Since its inception in late 2013, an airport and a port have had to be constructed for the project, as well as gas reservoirs and the LNG plant itself.
"Despite challenging operating conditions, Yamal LNG was delivered on time and on budget," said Samuel Lussac, an oil and gas specialist at Wood Mackenzie. "That is unusual in the LNG industry."
"Novatek, once a domestic gas supplier, becomes a global LNG player" with the project, he said. It will also boost Total's existing strength in the LNG sector, where it is the second largest producer in the world.
Financing the project was tricky as US sanctions against Novatek made it impossible to borrow from Western banks. Eventually Chinese funds resolved the issue -- a relief for Moscow, for whom the project has strategic importance.

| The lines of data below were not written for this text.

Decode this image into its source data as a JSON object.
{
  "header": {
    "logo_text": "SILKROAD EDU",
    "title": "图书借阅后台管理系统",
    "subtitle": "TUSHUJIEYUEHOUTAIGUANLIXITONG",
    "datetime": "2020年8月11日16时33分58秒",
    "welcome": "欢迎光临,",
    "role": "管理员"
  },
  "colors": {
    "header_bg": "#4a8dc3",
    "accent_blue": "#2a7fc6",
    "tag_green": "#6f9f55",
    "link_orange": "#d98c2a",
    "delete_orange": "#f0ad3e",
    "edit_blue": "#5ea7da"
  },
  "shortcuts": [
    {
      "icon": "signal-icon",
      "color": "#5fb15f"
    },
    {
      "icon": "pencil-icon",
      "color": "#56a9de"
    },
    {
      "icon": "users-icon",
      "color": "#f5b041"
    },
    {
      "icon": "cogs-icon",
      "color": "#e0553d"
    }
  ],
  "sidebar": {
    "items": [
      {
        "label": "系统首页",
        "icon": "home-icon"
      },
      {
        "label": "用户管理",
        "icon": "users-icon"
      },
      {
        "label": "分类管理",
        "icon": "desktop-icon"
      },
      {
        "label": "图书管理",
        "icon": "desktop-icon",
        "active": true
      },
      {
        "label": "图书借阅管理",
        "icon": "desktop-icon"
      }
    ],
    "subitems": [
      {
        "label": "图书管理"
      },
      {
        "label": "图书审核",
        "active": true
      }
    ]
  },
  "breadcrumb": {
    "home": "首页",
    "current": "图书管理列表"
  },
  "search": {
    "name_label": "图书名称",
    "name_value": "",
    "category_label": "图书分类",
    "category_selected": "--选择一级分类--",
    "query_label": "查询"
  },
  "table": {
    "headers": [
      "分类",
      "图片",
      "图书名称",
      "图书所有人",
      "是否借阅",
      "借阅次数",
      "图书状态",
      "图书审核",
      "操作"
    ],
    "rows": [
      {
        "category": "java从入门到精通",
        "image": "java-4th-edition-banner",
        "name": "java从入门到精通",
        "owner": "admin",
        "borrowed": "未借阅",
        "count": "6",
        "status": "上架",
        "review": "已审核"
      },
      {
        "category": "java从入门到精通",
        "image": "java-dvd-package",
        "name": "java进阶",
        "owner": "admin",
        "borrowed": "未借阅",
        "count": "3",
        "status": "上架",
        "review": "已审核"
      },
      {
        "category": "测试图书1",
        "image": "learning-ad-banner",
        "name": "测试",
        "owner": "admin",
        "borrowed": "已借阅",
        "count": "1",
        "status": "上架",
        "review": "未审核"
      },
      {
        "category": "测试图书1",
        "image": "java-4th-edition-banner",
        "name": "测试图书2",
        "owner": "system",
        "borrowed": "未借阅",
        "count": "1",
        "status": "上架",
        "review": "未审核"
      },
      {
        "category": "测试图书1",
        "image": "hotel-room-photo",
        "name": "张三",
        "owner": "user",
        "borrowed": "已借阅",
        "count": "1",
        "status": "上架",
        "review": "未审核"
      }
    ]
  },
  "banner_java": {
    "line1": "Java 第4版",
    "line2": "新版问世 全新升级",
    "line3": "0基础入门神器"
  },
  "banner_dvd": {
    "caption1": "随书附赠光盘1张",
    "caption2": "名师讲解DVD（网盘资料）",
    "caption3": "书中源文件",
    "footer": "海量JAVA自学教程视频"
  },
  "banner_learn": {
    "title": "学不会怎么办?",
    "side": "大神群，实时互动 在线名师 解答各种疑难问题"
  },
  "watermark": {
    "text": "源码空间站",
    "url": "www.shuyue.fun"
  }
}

With Yamal LNG, Russia hopes to demonstrate its capacity to exploit considerable Arctic reserves despite major technological challenges and intends to strengthen its market presence in Asia. Its main gas market is still Europe via several pipelines.
Despite the project's completion, Yamal LNG still faces risks, and the coming months will show "whether the plant can operate smoothly in the harsh Arctic environment", Lussac said.
Transportation through the Northern Sea Route also remains undeveloped, and "its feasibility as a major LNG delivery route is unclear", he said.
Russia wants the route to become a shorter, easier passage to coveted Asian markets and has built several massive icebreakers in recent years.
It is also hoped the project will contribute to understanding of how to navigate the Northern Route and "give more clarity into the potential development of the Arctic", said Sberbank-CIB analyst Valery Nesterov.
The route along the northern coast of Siberia allows ships to cut the journey to Asian ports by 15 days compared with the conventional route through the Suez Canal, according to Total.
After beginning LNG production on Tuesday, the first cargo will be loaded Friday onto the tanker Christophe de Margerie, named after a former CEO of Total who died in an accident in a Moscow airport in 2014.
In August, the vessel became the first commercial gas tanker to traverse the Northern Route without assistance from an icebreaker.
After Yamal LNG, Novatek plans to develop a new giant project in the far north called Arctic-2 in the Kara Sea, with an output set to match that of Yamal.